Having proved that the antibodies we obtained and purified by affinity chromatography bind melittin, we used them as a ligand for affinity chromatography to obtain proteins with melittin-like determinants. The antibodies in the combined fraction were immobilised on Affi-gel 10 sorbent. The elution profile of the supernatant obtained after centrifugation of mouse kidney homogenate and plated on Affi-gel 10 with immobilised melittin antibodies is shown in Fig. 3. Proteins that came off the column at pH of elution buffer 2.5 were analysed by PAGE electrophoresis and immunoblotting. The results of the analyses are presented in Fig. 4.

Proteins in the protein band with a molecular mass of ~70 kDa were analysed using tandem mass spectrometry coupled to nanoflow HPLC (LC-MS/MS) technology. The results of the analyses are presented in Table 1.

Thus, mass spectrometric analysis showed that the melittin-like protein fraction we obtained contains seven proteins, three of which are molecular chaperones from the Hsp70 superfamily: mtHsp70 (mortalin), Hsp73 and Grp78.

To confirm these data, we performed immunoblot analysis of the melittin-like protein fraction using antibodies not only against melittin but also against Hsp70. As can be seen from the results presented in Fig. 5, proteins interacting with antibodies against melittin also bound to antibodies against Hsp70.

Previously, we found that immunoprecipitation of Na+/K+-ATPase from mouse kidney homogenate using antibodies against the α1-subunit co-precipitated proteins with a molecular mass of about 70 kDa that stained with antibodies against melittin. Cross-immunoprecipitation using antibodies against melittin detected α1-subunit Na+/K+-ATPase in the precipitate. Moreover, pretreatment of the homogenate with the specific Na+/K+-ATPase inhibitor ouabain at a concentration of 0.5 mM resulted in an increase in the amount of melittin-like protein with a molecular weight of ~70 kDa in the immunoprecipitate [8]. Based on these data, we hypothesised that Na+/K+-ATPase interacts with this protein and that binding of Na+/K+-ATPase to ouabain enhances this interaction.

In the study now performed, proteins interacting with antibodies against melittin were obtained, and mass spectrometry identified three chaperone proteins from the Hsp70 superfamily in this fraction. So far we have no information about which of them interacts with Na+/K+-ATPase.
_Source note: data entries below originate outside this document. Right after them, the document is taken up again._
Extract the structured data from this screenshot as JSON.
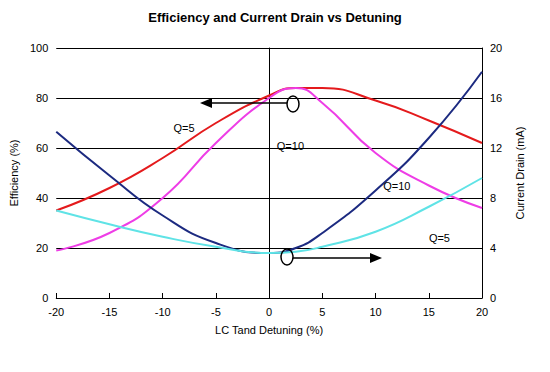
{
  "chart_data": {
    "type": "line",
    "title": "Efficiency and Current Drain vs Detuning",
    "xlabel": "LC Tand Detuning (%)",
    "ylabel": "Efficiency (%)",
    "y2label": "Current Drain (mA)",
    "x": [
      -20,
      -15,
      -10,
      -5,
      0,
      2.5,
      5,
      10,
      15,
      20
    ],
    "xlim": [
      -20,
      20
    ],
    "xticks": [
      -20,
      -15,
      -10,
      -5,
      0,
      5,
      10,
      15,
      20
    ],
    "ylim": [
      0,
      100
    ],
    "yticks": [
      0,
      20,
      40,
      60,
      80,
      100
    ],
    "y2lim": [
      0,
      20
    ],
    "y2ticks": [
      0,
      4,
      8,
      12,
      16,
      20
    ],
    "grid": true,
    "series": [
      {
        "color": "#e41a1c",
        "values": [
          35,
          44,
          56,
          70,
          81,
          84,
          84,
          79,
          71,
          62
        ]
      },
      {
        "color": "#ee3de6",
        "values": [
          19,
          26,
          40,
          62,
          80,
          84,
          78,
          58,
          45,
          36
        ]
      },
      {
        "color": "#1c2a80",
        "axis": "y2",
        "values": [
          13.3,
          9.8,
          6.6,
          4.4,
          3.6,
          4.0,
          5.2,
          8.6,
          12.8,
          18.1
        ]
      },
      {
        "color": "#5fe3e6",
        "axis": "y2",
        "values": [
          7.0,
          5.9,
          4.9,
          4.1,
          3.6,
          3.7,
          4.1,
          5.3,
          7.3,
          9.6
        ]
      }
    ],
    "annotations": [
      {
        "text": "Q=5",
        "x": -8,
        "y": 68
      },
      {
        "text": "Q=10",
        "x": 2,
        "y": 61
      },
      {
        "text": "Q=10",
        "x": 12,
        "y": 45
      },
      {
        "text": "Q=5",
        "x": 16,
        "y": 24
      }
    ]
  }
}
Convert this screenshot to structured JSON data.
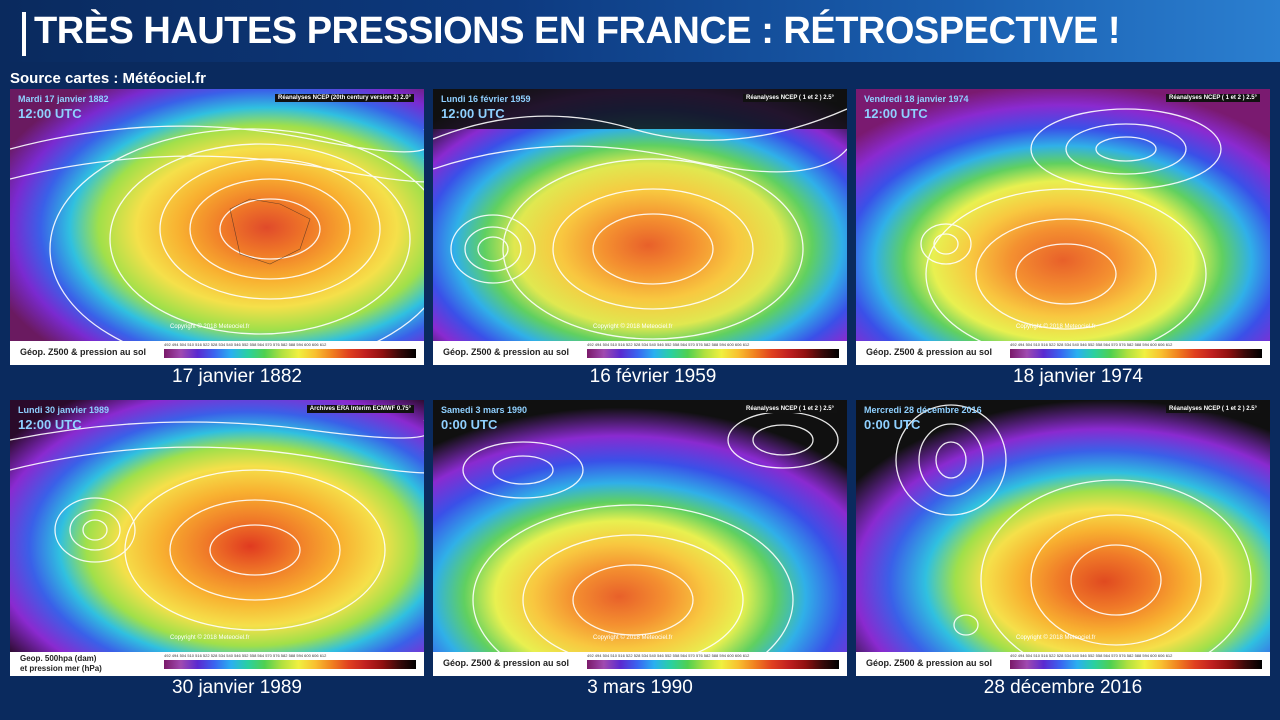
{
  "header": {
    "title": "TRÈS HAUTES PRESSIONS EN FRANCE : RÉTROSPECTIVE !"
  },
  "source": "Source cartes : Météociel.fr",
  "maps": [
    {
      "caption": "17 janvier 1882",
      "date": "Mardi 17 janvier 1882",
      "time": "12:00 UTC",
      "tr_label": "Réanalyses NCEP (20th century version 2) 2.0°",
      "legend": "Géop. Z500 & pression au sol",
      "copyright": "Copyright © 2018 Meteociel.fr"
    },
    {
      "caption": "16 février 1959",
      "date": "Lundi 16 février 1959",
      "time": "12:00 UTC",
      "tr_label": "Réanalyses NCEP ( 1 et 2 ) 2.5°",
      "legend": "Géop. Z500 & pression au sol",
      "copyright": "Copyright © 2018 Meteociel.fr"
    },
    {
      "caption": "18 janvier 1974",
      "date": "Vendredi 18 janvier 1974",
      "time": "12:00 UTC",
      "tr_label": "Réanalyses NCEP ( 1 et 2 ) 2.5°",
      "legend": "Géop. Z500 & pression au sol",
      "copyright": "Copyright © 2018 Meteociel.fr"
    },
    {
      "caption": "30 janvier 1989",
      "date": "Lundi 30 janvier 1989",
      "time": "12:00 UTC",
      "tr_label": "Archives ERA Interim ECMWF 0.75°",
      "legend": "Geop. 500hpa (dam)",
      "legend2": "et pression mer (hPa)",
      "copyright": "Copyright © 2018 Meteociel.fr"
    },
    {
      "caption": "3 mars 1990",
      "date": "Samedi 3 mars 1990",
      "time": "0:00 UTC",
      "tr_label": "Réanalyses NCEP ( 1 et 2 ) 2.5°",
      "legend": "Géop. Z500 & pression au sol",
      "copyright": "Copyright © 2018 Meteociel.fr"
    },
    {
      "caption": "28 décembre 2016",
      "date": "Mercredi 28 décembre 2016",
      "time": "0:00 UTC",
      "tr_label": "Réanalyses NCEP ( 1 et 2 ) 2.5°",
      "legend": "Géop. Z500 & pression au sol",
      "copyright": "Copyright © 2018 Meteociel.fr"
    }
  ],
  "scale_ticks": "492 494 504 510 516 522 528 534 540 546 552 558 564 570 576 582 588 594 600 606 612"
}
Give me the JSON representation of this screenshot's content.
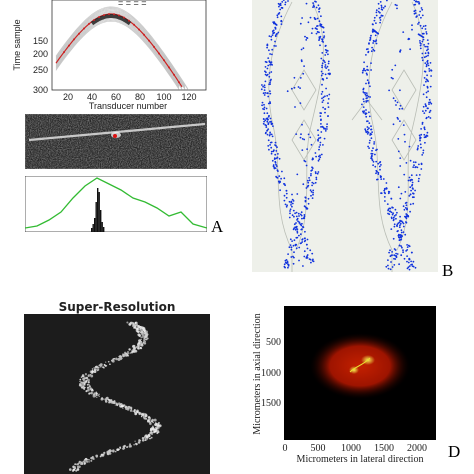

Let us try to hypothetically explain the fact that the amount of melittin-like protein binding to Na+/K+-ATPase increases in the presence of ouabain. Most likely, ouabain puts Na+/K+-ATPase into a conformation that interacts better with the chaperone, resulting in the removal of the Na+/K+-ATPase–ouabain complex from the membrane. It is logical to assume that this occurs under the action of the chaperone Hsp70, which functions in protein folding as well as in solubilisation of aggregated proteins [10].

Two other chaperones found in the melittin-like protein fraction (mortalin and Grp78) may also be related to the removal of Na+/K+-ATPase from the plasma membrane. However, they belong to chaperones of the endoplasmic reticulum and are rather relevant to the folding and delivery of Na+/K+-ATPase to the plasma membrane. We have shown that the chaperone that interacts with Na+/K+-ATPase contains a melittin-like motif, but the answer to the question of its functional significance remains open. Other questions raised by the results of this study remain to be clarified: which chaperone interacts with Na+/K+-ATPase, whether this interaction leads to the removal of the enzyme from the membrane, and whether a melittin-like motif is required for this.